Uma nova pesquisa, publicada na revista Current Biology, lança luz sobre as táticas de caça empregadas pelos humanos durante a Era do Gelo. A análise de restos ósseos de mamutes-lanosos em sítios arqueológicos na Europa Central e Oriental sugere que os caçadores pré-históricos tinham um alvo preferencial: as fêmeas. A descoberta baseia-se em dados genéticos obtidos a partir de ossos acumulados por humanos em locais na Polônia, Áustria, República Tcheca, Alemanha e Rússia.
Os pesquisadores examinaram o DNA antigo de 521 mamutes. Desses, 421 foram encontrados em ambientes naturais, onde a proporção de sexos observada reflete a dinâmica usual das populações de mamutes, com cerca de 66% de machos e 34% de fêmeas. No entanto, nos sítios onde os ossos foram acumulados por ação humana, a proporção se inverteu drasticamente: 70% dos espécimes eram fêmeas e apenas 30% eram machos. Essa disparidade aponta para uma escolha deliberada por parte dos caçadores.
As informações foram reunidas a partir de dados divulgados pela revista Current Biology.
Por que as Fêmeas Eram o Alvo Preferencial?
A autora principal do estudo, Hannah Moots, do Centro de Paleogenética, uma colaboração entre a Universidade de Estocolmo e o Museu Sueco de História Natural, explica que a razão exata para essa preferência ainda está sob investigação. Uma hipótese forte é que os mamutes-lanosos, assim como os elefantes modernos, viviam em manadas lideradas por fêmeas. Esses grupos matriarcais, compostos por fêmeas adultas e filhotes, poderiam ter padrões de movimento mais previsíveis e sazonais em comparação com os machos adultos, que tendem a ser mais solitários e a vagar por áreas maiores.
Essa previsibilidade tornaria as manadas lideradas por fêmeas alvos mais fáceis de serem localizados repetidamente pelos grupos de caçadores-coletores nômades da Era do Gelo. Além disso, o geneticista Love Dalén, coautor do estudo, especula que a presença de filhotes poderia tornar as fêmeas mais relutantes em fugir, facilitando o encurralamento. Outro fator considerado é que as fêmeas eram, em geral, menores e potencialmente mais fáceis de abater do que os machos, que podiam pesar até 6 toneladas.
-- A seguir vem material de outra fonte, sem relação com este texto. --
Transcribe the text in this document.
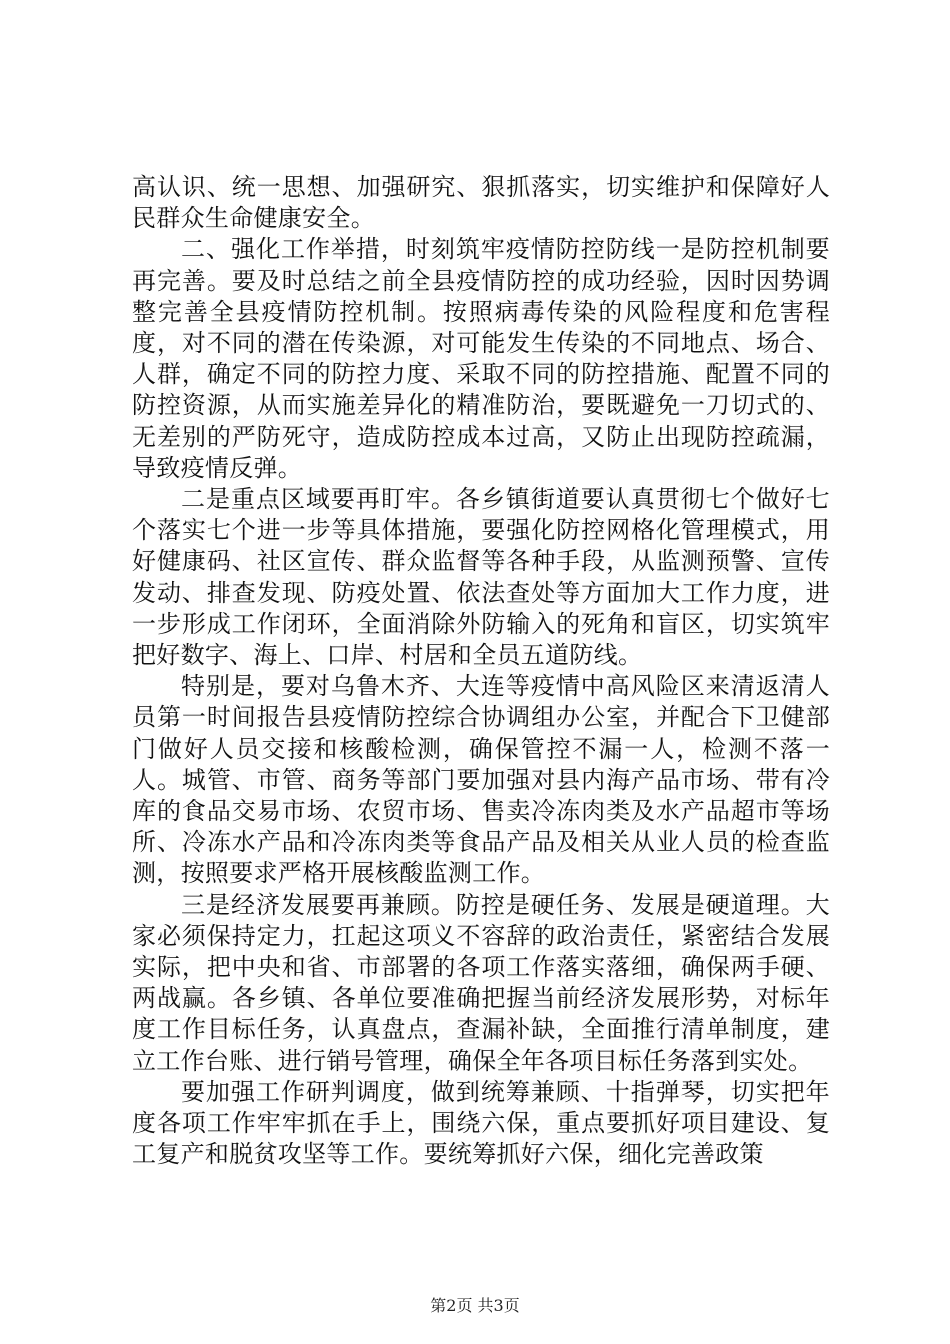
高认识、统一思想、加强研究、狠抓落实，切实维护和保障好人民群众生命健康安全。

二、强化工作举措，时刻筑牢疫情防控防线一是防控机制要再完善。要及时总结之前全县疫情防控的成功经验，因时因势调整完善全县疫情防控机制。按照病毒传染的风险程度和危害程度，对不同的潜在传染源，对可能发生传染的不同地点、场合、人群，确定不同的防控力度、采取不同的防控措施、配置不同的防控资源，从而实施差异化的精准防治，要既避免一刀切式的、无差别的严防死守，造成防控成本过高，又防止出现防控疏漏，导致疫情反弹。

二是重点区域要再盯牢。各乡镇街道要认真贯彻七个做好七个落实七个进一步等具体措施，要强化防控网格化管理模式，用好健康码、社区宣传、群众监督等各种手段，从监测预警、宣传发动、排查发现、防疫处置、依法查处等方面加大工作力度，进一步形成工作闭环，全面消除外防输入的死角和盲区，切实筑牢把好数字、海上、口岸、村居和全员五道防线。

特别是，要对乌鲁木齐、大连等疫情中高风险区来清返清人员第一时间报告县疫情防控综合协调组办公室，并配合下卫健部门做好人员交接和核酸检测，确保管控不漏一人，检测不落一人。城管、市管、商务等部门要加强对县内海产品市场、带有冷库的食品交易市场、农贸市场、售卖冷冻肉类及水产品超市等场所、冷冻水产品和冷冻肉类等食品产品及相关从业人员的检查监测，按照要求严格开展核酸监测工作。

三是经济发展要再兼顾。防控是硬任务、发展是硬道理。大家必须保持定力，扛起这项义不容辞的政治责任，紧密结合发展实际，把中央和省、市部署的各项工作落实落细，确保两手硬、两战赢。各乡镇、各单位要准确把握当前经济发展形势，对标年度工作目标任务，认真盘点，查漏补缺，全面推行清单制度，建立工作台账、进行销号管理，确保全年各项目标任务落到实处。

要加强工作研判调度，做到统筹兼顾、十指弹琴，切实把年度各项工作牢牢抓在手上，围绕六保，重点要抓好项目建设、复工复产和脱贫攻坚等工作。要统筹抓好六保，细化完善政策

第2页 共3页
Mamutes: Fonte Essencial para a Sobrevivência na Era do Gelo
Os mamutes-lanosos eram um recurso valioso para os povos da Era do Gelo na Eurásia e América do Norte. Um único animal fornecia uma quantidade significativa de carne e gordura, essenciais para a dieta e o sustento. A pele podia ser transformada em vestimentas, enquanto ossos e presas serviam para a fabricação de ferramentas, armas e objetos de arte. Os ossos maiores eram frequentemente utilizados na construção de abrigos e outras estruturas.
As táticas de caça variavam, e a própria paisagem podia ser utilizada a favor dos caçadores. Eles poderiam conduzir os mamutes para armadilhas naturais, como penhascos ou pântanos, auxiliando na imobilização antes do ataque com lanças, dardos ou flechas. O maior sítio de caça a mamutes estudado, chamado Kraków Spadzista, no sul da Polônia, datado de 25 a 30 mil anos atrás, contém os restos de mais de cem mamutes, juntamente com ferramentas de pedra e evidências de abate.
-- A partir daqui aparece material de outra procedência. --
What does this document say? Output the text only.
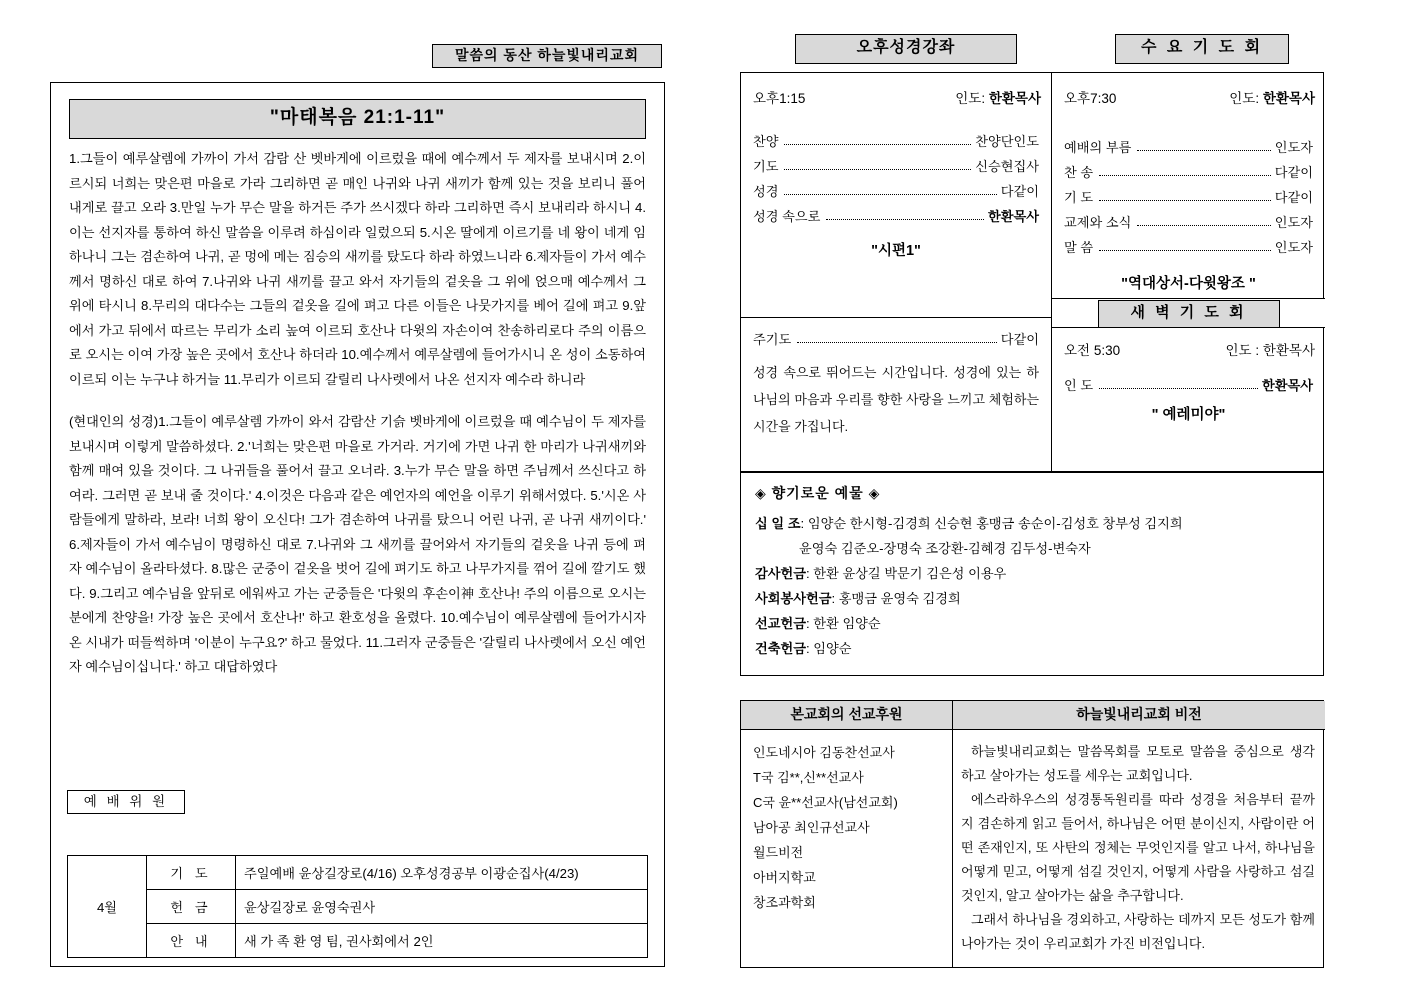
말씀의 동산 하늘빛내리교회
"마태복음 21:1-11"
1.그들이 예루살렘에 가까이 가서 감람 산 벳바게에 이르렀을 때에 예수께서 두 제자를 보내시며 2.이르시되 너희는 맞은편 마을로 가라 그리하면 곧 매인 나귀와 나귀 새끼가 함께 있는 것을 보리니 풀어 내게로 끌고 오라 3.만일 누가 무슨 말을 하거든 주가 쓰시겠다 하라 그리하면 즉시 보내리라 하시니 4.이는 선지자를 통하여 하신 말씀을 이루려 하심이라 일렀으되 5.시온 딸에게 이르기를 네 왕이 네게 임하나니 그는 겸손하여 나귀, 곧 멍에 메는 짐승의 새끼를 탔도다 하라 하였느니라 6.제자들이 가서 예수께서 명하신 대로 하여 7.나귀와 나귀 새끼를 끌고 와서 자기들의 겉옷을 그 위에 얹으매 예수께서 그 위에 타시니 8.무리의 대다수는 그들의 겉옷을 길에 펴고 다른 이들은 나뭇가지를 베어 길에 펴고 9.앞에서 가고 뒤에서 따르는 무리가 소리 높여 이르되 호산나 다윗의 자손이여 찬송하리로다 주의 이름으로 오시는 이여 가장 높은 곳에서 호산나 하더라 10.예수께서 예루살렘에 들어가시니 온 성이 소동하여 이르되 이는 누구냐 하거늘 11.무리가 이르되 갈릴리 나사렛에서 나온 선지자 예수라 하니라
(현대인의 성경)1.그들이 예루살렘 가까이 와서 감람산 기슭 벳바게에 이르렀을 때 예수님이 두 제자를 보내시며 이렇게 말씀하셨다. 2.'너희는 맞은편 마을로 가거라. 거기에 가면 나귀 한 마리가 나귀새끼와 함께 매여 있을 것이다. 그 나귀들을 풀어서 끌고 오너라. 3.누가 무슨 말을 하면 주님께서 쓰신다고 하여라. 그러면 곧 보내 줄 것이다.' 4.이것은 다음과 같은 예언자의 예언을 이루기 위해서였다. 5.'시온 사람들에게 말하라, 보라! 너희 왕이 오신다! 그가 겸손하여 나귀를 탔으니 어린 나귀, 곧 나귀 새끼이다.' 6.제자들이 가서 예수님이 명령하신 대로 7.나귀와 그 새끼를 끌어와서 자기들의 겉옷을 나귀 등에 펴자 예수님이 올라타셨다. 8.많은 군중이 겉옷을 벗어 길에 펴기도 하고 나무가지를 꺾어 길에 깔기도 했다. 9.그리고 예수님을 앞뒤로 에워싸고 가는 군중들은 '다윗의 후손이神 호산나! 주의 이름으로 오시는 분에게 찬양을! 가장 높은 곳에서 호산나!' 하고 환호성을 올렸다. 10.예수님이 예루살렘에 들어가시자 온 시내가 떠들썩하며 '이분이 누구요?' 하고 물었다. 11.그러자 군중들은 '갈릴리 나사렛에서 오신 예언자 예수님이십니다.' 하고 대답하였다
예 배 위 원
4월	기 도	주일예배 윤상길장로(4/16) 오후성경공부 이광순집사(4/23)
	헌 금	윤상길장로 윤영숙권사
	안 내	새 가 족 환 영 팀, 권사회에서 2인
오후성경강좌	수 요 기 도 회
오후1:15	인도: 한환목사
찬양	찬양단인도
기도	신승현집사
성경	다같이
성경 속으로	한환목사
"시편1"
주기도	다같이
성경 속으로 뛰어드는 시간입니다. 성경에 있는 하나님의 마음과 우리를 향한 사랑을 느끼고 체험하는 시간을 가집니다.
오후7:30	인도: 한환목사
예배의 부름	인도자
찬 송	다같이
기 도	다같이
교제와 소식	인도자
말 씀	인도자
"역대상서-다윗왕조 "
새 벽 기 도 회
오전 5:30	인도 : 한환목사
인 도	한환목사
" 예레미야"
◈ 향기로운 예물 ◈
십 일 조: 임양순 한시형-김경희 신승현 홍맹금 송순이-김성호 창부성 김지희
윤영숙 김준오-장명숙 조강환-김혜경 김두성-변숙자
감사헌금: 한환 윤상길 박문기 김은성 이용우
사회봉사헌금: 홍맹금 윤영숙 김경희
선교헌금: 한환 임양순
건축헌금: 임양순
본교회의 선교후원
인도네시아 김동찬선교사
T국 김**,신**선교사
C국 윤**선교사(남선교회)
남아공 최인규선교사
월드비전
아버지학교
창조과학회
하늘빛내리교회 비전

하늘빛내리교회는 말씀목회를 모토로 말씀을 중심으로 생각하고 살아가는 성도를 세우는 교회입니다.

에스라하우스의 성경통독원리를 따라 성경을 처음부터 끝까지 겸손하게 읽고 들어서, 하나님은 어떤 분이신지, 사람이란 어떤 존재인지, 또 사탄의 정체는 무엇인지를 알고 나서, 하나님을 어떻게 믿고, 어떻게 섬길 것인지, 어떻게 사람을 사랑하고 섬길 것인지, 알고 살아가는 삶을 추구합니다.

그래서 하나님을 경외하고, 사랑하는 데까지 모든 성도가 함께 나아가는 것이 우리교회가 가진 비전입니다.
O Legado dos Mamutes e o Debate sobre sua Extinção
Os mamutes-lanosos desapareceram da maior parte da Eurásia e América do Norte há cerca de 10 a 12 mil anos, no final da Era do Gelo, à medida que o clima se aquecia e seus habitats de pastagens abertas eram substituídos por florestas e tundra úmida. O papel exato dos humanos na extinção desses gigantes é um tema de debate científico contínuo.
Os últimos mamutes conhecidos habitaram a Ilha Wrangel, na costa da Sibéria, desaparecendo há aproximadamente 4.000 anos. Pesquisas anteriores indicaram que essa população isolada, apesar de seu pequeno tamanho e endogamia, permaneceu estável até pouco antes de sua extinção. O estudo genético recente identificou um mamute da Ilha Wrangel com uma combinação cromossômica sexual incomum, nem biologicamente fêmea nem macho, embora a relevância desse achado para a extinção ou para a dinâmica populacional ainda seja incerta.